Plotting GRIB data¶
GRIB (GRIdded Binary) is the standard format for NWP (numerical weather prediction) model output at operational centres such as ECMWF. earthkit-plots reads GRIB files via earthkit-data’s GRIB backend and provides the same plotting API as for any other source type.
[1]:
import earthkit.data as ekd
import earthkit.plots as ekp
Loading a GRIB file¶
ekd.from_source("sample", ...) fetches a small ERA5 GRIB sample. For a local GRIB file use ekd.from_source("file", "/path/to/file.grib").
[2]:
grib = ekd.from_source("sample", "era5-monthly-mean-2t-199312.grib").to_fieldlist()
grib
[2]:
Inspecting the contents¶
ls() gives a summary of the fields in the file — useful when a GRIB file contains multiple parameters, levels or time steps.
[3]:
grib.ls()
[3]:
| parameter.variable | time.valid_datetime | time.base_datetime | time.step | vertical.level | vertical.level_type | ensemble.member | geography.grid_type | |
|---|---|---|---|---|---|---|---|---|
| 0 | 2t | 1993-12-01 | 1993-12-01 | 0 days | 0 | surface | 0 | regular_ll |
Basic plot¶
Pass the earthkit-data FieldList directly to any plotting method.

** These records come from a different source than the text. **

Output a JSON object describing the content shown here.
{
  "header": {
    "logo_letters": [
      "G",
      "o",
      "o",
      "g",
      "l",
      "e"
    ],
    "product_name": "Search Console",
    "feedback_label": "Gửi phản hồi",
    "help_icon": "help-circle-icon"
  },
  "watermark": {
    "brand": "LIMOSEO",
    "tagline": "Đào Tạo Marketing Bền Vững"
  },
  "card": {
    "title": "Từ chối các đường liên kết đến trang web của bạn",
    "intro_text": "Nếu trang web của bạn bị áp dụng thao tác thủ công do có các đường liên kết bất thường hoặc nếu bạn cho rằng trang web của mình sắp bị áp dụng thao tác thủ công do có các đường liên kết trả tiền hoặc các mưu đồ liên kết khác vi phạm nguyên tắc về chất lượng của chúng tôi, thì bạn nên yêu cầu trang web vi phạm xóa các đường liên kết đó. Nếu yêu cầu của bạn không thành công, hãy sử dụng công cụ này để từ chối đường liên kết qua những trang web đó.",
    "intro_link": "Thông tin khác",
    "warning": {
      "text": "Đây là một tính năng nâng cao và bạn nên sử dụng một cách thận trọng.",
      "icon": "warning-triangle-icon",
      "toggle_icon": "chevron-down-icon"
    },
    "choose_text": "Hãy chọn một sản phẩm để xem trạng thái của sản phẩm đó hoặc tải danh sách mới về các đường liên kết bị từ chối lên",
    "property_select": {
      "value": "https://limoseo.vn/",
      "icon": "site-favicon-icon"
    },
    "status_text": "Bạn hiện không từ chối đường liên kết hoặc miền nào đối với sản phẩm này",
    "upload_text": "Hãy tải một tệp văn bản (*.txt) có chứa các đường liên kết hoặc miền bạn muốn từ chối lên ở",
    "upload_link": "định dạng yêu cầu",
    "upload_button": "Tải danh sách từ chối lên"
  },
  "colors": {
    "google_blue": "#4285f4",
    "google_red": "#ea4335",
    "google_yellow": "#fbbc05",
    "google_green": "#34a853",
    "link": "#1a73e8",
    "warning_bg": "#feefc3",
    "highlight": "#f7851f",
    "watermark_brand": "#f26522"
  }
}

GRIB files carry rich metadata (parameter name, units, level type, valid time, …) which earthkit-plots uses automatically for titles, unit conversion and style selection.
[4]:
ekp.geo.plot(grib)
[4]:
<earthkit.plots.components.maps.Map at 0x14c18f210>
Automatic style selection¶
plot() inspects the GRIB metadata and selects an appropriate style and plot method automatically:
[5]:
chart = ekp.Map(domain="Europe")
chart.plot(grib, units="celsius")
chart.legend()
chart.coastlines()
chart.title("{variable_name} – {time:%B %Y}")
chart.show()
Format agnosticism¶
The plotting code above is essentially identical to the netCDF and xarray examples — the only line that changes is how the data object is created:
# GRIB
data = ekd.from_source("sample", "era5-monthly-mean-2t-199312.grib")
# netCDF
data = ekd.from_source("sample", "era5-monthly-mean-2t-199312.nc")
# xarray
data = ekd.from_source("sample", "era5-monthly-mean-2t-199312.nc").to_xarray()
# In every case, the plot call is identical:
chart = ekp.Map(domain="Europe")
chart.plot(data, units="celsius")
This format agnosticism is a deliberate design goal of earthkit-plots: your visualisation code should not need to change just because your data arrives in a different format.